Romans Blog

AI and Us: Would You Send Your Roomba to the Gym for you?

I'm reading my last article where I (kind of) argue for letting artificial intelligence editing and rewriting ones writings. I've thought a lot about this since and updated my position; I'm strongly against it.

A lot of the problematic effects of human-centered technologies are second order effects that are beyond what first meets the eye. When we think about the use Social Media we think about all the hours that are lost where we could have done meaningful things. When we think about students using ChatGPT to write essays we think about how they're don't practice writing enough and maybe learning less.

But the implications are larger. Algorithmically driven "Social" Media have direct effects on our cognition; for example, with shorter and shorter viral content they impact our attention spans and reduce our patience for things without immediate dopamine reward. So even when we do get away from our phones, reading a book, focusing at work or falling asleep in darkness and silence suddenly seem difficult.

Writing is thinking

When it comes to Large Language Models (LLM) like ChatGPT I'm particularly worried about writing. Because writing is a fundamental tool to think. In the words of Paul Graham:

The reason is that writing isn't just producing a stream of words. Ultimately, learning to write is learning to think. You don't want to stop learning that.

The standard midwit reply to this argument is that the arrival of AI is no different from the arrival of electronic calculators. But the two cases are very different. There's much more thinking in writing. Or at least, there should be.

So the second order effect could be that we not only get worse at writing, but worse at thinking. And then what?

There's a concept called desirable difficulty. For learning to occur, the brain has to work up a sweat, that's never entirely easy. Without confusion and hardship there is no learning.

And herein lies the danger to outsourcing all our cognitive tasks to machines. I'm sure there are countless more examples than the one of Social Media and ChatGPT that I used.

Work up a sweat

Everybody who works doesn't only produce results – crank out widgets – they also learn during the process.
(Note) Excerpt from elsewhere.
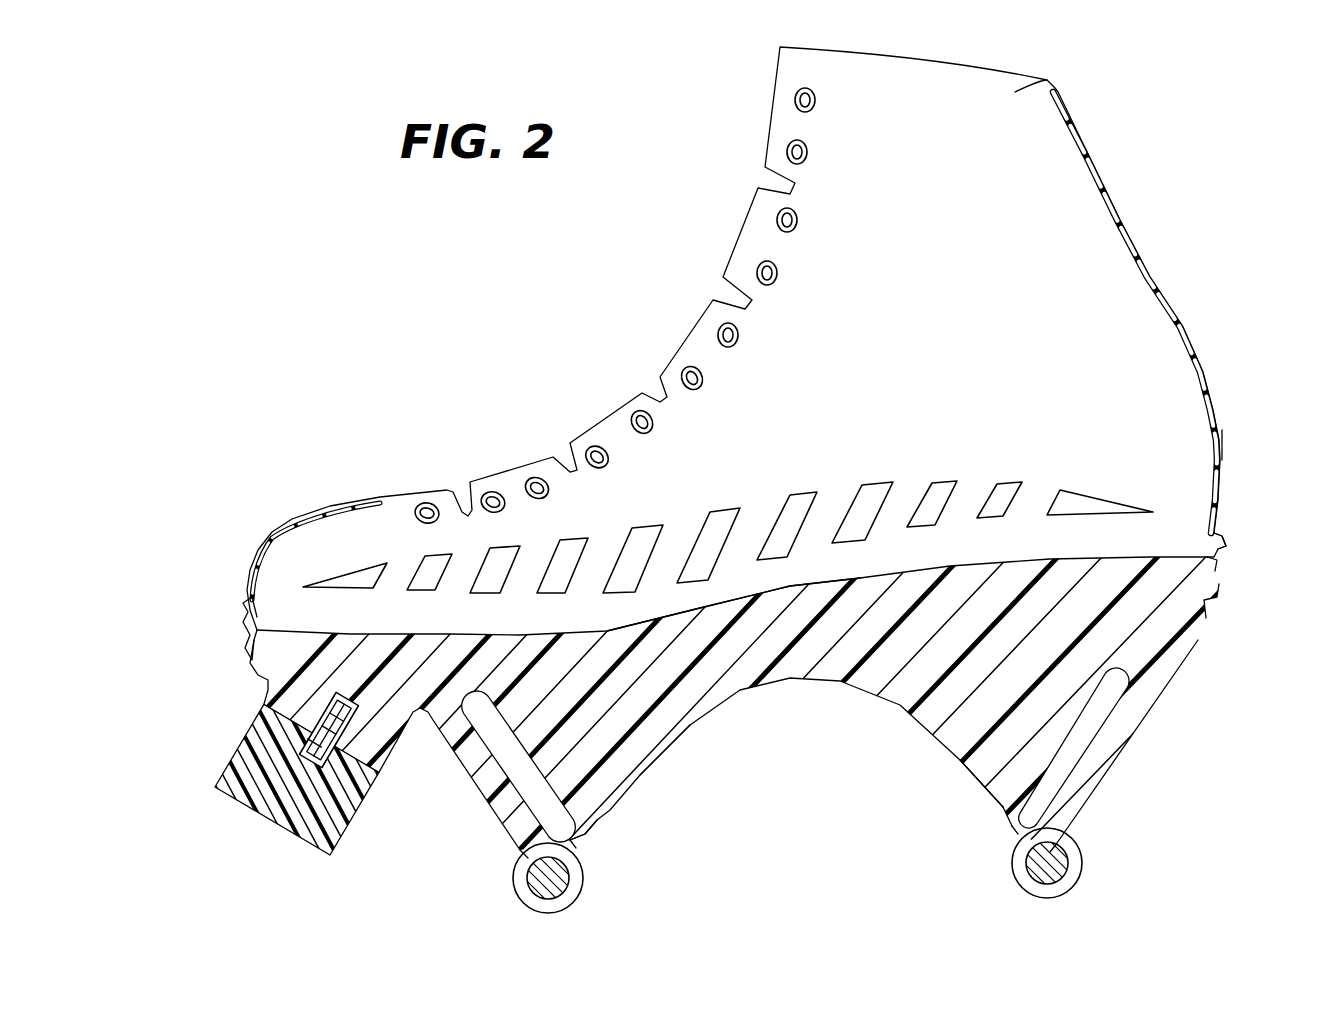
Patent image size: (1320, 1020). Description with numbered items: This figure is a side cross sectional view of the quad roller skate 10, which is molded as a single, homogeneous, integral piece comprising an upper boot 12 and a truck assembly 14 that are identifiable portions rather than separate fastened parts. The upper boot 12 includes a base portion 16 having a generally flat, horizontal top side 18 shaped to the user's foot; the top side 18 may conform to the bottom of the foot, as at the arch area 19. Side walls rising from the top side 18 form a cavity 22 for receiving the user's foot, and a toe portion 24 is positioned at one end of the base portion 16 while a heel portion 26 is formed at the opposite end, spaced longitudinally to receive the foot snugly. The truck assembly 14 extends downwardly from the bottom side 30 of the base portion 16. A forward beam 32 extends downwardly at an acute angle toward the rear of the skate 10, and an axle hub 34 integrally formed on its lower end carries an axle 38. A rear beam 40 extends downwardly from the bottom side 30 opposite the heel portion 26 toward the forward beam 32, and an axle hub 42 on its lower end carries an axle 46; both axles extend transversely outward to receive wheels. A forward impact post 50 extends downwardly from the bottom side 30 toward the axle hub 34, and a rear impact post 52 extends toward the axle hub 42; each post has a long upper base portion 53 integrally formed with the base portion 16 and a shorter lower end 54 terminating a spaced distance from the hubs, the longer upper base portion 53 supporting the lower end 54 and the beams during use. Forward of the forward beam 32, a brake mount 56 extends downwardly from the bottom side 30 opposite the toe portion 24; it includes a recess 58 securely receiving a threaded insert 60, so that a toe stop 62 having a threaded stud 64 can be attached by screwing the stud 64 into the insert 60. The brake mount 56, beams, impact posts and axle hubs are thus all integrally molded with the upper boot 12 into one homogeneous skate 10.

That's what careers (ideally) are, a long series of growth and learning experiences. Do we want to deprive ourselves of that?

I remember a late night TV ad in the 90ies (maybe those things still exist) where you could get a band around your waist that was supposed to train your belly muscles while you were sitting or lying around. I highly doubt they were effective.

We know it intuitively: For muscles to grow, they have to be overloaded (no pain, no gain, man). Or would you really send a machine to the gym in your stead to become stronger?